I am not sure why the "correct" QualityString class derived from BString was never implemented and the name was recycled for a class which should actually be named QualityStringSet. There is probably a good reason, but I currently don't see it, which leaves the inconsistency with the special treatment for length = 1.

Best, Felix

hpages commented 5 years ago

These are good points.

Note that there are no QualityString or QualityStringSet classes, only an XStringQuality class which extends BStringSet. Yes the name of the XStringQuality class is misleading. It should probably have been QualityStringSet or QStringSet. And yes the original developer of this class should probably have implemented the QString class first and build on top of that. But that's not what he did and we have to live with his early choices. That includes living with the fact that as.integer() works on an XStringQuality object of length 1 (when it should have worked on QString objects only and for QStringSet objects the user would have had to always use coercion to IntegerList, even when the object has length 1).

There are other inconsistencies/incongruities with these classes but that doesn't mean we should add more by allowing as.integer() to work on XStringQuality objects of arbitrary length. Rather than trying to fix the XStringQuality classes and subclasses I think that at some point we should rather start fresh by implementing the QString and QStringSet classes, and their subclasses PhredQString/PhredQStringSet, SolexaQString/SolexaQStringSet, and IlluminaQString/IlluminaQStringSet.

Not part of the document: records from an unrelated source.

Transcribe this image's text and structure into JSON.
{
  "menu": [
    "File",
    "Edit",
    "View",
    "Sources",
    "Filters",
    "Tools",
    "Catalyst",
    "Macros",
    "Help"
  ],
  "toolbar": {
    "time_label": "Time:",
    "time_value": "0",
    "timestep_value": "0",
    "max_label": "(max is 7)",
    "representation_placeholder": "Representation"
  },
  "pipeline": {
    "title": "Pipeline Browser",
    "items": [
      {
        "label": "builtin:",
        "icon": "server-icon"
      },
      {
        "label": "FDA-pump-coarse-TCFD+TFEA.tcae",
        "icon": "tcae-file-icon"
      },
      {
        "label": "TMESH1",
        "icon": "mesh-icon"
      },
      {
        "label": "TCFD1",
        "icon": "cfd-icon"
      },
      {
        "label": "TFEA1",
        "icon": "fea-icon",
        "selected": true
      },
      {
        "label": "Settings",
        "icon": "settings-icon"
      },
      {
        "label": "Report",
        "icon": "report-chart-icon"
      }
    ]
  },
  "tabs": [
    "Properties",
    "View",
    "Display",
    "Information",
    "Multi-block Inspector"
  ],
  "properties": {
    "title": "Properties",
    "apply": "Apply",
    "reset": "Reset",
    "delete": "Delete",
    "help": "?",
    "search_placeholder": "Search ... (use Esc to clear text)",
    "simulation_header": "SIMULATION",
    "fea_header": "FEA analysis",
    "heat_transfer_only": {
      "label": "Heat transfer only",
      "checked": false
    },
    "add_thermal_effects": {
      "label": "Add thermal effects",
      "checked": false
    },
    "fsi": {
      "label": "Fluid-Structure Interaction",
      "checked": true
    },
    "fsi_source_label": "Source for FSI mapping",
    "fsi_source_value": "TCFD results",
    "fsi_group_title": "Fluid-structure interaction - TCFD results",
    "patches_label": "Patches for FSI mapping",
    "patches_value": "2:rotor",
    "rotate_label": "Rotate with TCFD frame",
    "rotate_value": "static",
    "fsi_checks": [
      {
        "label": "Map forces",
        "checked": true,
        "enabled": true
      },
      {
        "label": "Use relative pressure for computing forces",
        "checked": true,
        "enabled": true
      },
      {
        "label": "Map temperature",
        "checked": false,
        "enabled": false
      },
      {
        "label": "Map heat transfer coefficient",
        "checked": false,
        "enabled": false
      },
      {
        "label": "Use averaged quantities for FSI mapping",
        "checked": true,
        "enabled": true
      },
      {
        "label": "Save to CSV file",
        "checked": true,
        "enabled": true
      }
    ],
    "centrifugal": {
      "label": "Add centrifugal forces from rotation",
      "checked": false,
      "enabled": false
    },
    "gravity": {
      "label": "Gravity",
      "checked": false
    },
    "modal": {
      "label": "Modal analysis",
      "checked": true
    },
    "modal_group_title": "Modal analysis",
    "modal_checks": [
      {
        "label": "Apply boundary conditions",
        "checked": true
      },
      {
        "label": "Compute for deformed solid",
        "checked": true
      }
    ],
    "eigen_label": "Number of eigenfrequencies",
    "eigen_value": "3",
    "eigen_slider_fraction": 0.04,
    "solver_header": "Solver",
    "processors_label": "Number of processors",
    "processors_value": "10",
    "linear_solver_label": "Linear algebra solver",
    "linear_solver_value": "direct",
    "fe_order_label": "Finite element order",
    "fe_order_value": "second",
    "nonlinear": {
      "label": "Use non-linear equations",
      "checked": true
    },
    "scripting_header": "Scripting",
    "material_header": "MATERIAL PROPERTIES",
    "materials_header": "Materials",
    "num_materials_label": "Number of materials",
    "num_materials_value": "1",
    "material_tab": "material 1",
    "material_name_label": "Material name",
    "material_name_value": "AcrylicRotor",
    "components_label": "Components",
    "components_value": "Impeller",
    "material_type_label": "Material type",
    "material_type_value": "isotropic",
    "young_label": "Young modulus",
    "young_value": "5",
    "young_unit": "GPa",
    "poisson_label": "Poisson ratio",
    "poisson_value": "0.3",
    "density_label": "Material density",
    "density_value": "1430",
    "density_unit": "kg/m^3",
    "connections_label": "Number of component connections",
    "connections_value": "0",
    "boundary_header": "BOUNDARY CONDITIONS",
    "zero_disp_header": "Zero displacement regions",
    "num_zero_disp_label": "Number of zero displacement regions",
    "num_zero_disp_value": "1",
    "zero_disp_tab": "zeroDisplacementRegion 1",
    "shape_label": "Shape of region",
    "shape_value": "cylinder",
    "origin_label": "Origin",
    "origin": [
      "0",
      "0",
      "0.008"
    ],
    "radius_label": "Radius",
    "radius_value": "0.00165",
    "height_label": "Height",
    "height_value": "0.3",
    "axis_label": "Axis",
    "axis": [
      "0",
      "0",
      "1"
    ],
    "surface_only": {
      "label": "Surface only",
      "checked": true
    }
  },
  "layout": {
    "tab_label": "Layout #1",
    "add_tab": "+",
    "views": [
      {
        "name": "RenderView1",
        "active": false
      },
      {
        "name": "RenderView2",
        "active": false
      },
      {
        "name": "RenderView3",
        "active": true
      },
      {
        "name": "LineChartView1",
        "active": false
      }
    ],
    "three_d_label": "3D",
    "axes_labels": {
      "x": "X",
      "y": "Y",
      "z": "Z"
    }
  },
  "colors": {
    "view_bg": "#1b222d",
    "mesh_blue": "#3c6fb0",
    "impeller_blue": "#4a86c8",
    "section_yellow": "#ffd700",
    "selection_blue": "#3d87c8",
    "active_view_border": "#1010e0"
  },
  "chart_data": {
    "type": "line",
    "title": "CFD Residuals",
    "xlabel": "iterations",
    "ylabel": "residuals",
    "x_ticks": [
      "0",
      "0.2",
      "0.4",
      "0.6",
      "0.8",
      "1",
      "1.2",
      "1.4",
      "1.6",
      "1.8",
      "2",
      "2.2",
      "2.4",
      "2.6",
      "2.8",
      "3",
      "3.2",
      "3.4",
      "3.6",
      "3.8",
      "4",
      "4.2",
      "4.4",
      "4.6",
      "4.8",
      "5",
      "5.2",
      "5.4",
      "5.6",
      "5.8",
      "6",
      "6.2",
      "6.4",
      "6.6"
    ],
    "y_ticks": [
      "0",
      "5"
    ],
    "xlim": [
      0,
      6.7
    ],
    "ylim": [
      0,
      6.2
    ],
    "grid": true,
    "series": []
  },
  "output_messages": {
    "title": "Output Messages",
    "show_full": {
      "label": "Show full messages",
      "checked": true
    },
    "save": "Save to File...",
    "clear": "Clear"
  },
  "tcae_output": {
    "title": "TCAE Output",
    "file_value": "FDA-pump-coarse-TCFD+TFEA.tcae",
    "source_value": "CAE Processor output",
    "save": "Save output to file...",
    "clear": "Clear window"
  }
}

Unfortunately I don't have much time to dedicate to the Biostrings package these days. Note that the package actually needs a major overhaul and the addition of long wanted features especially in the pairwiseAlignment() department but not only (other long wanted features are restriction of the letters used in an AAString object, implementation of vmatchPDict(), and more...). I already talked with Eric Wright about this (Eric is the maintainer of the DECIPHER package which relies heavily on Biostrings). The good news is that Eric is willing to provide some resources to help this happen but I still need to make a detailed list (possibly with roadmap) of what needs to happen. I'll try to put something on Biostrings' built-in GitHub Wiki soon.

H.

FelixErnst commented 5 years ago

I submitted a package which relies heavily on the Biostrings package and there will probably another contribution in a month or so, which will intersect closely with the Biostring package.

https://github.com/Bioconductor/Contributions/issues/962

So, if I can be of help during the overhaul please let me know.

Edit: the issue probably can be closed

hpages commented 5 years ago

Thx for your contribution (I'll take a look at it) and for offering to help with the overhaul. -- H.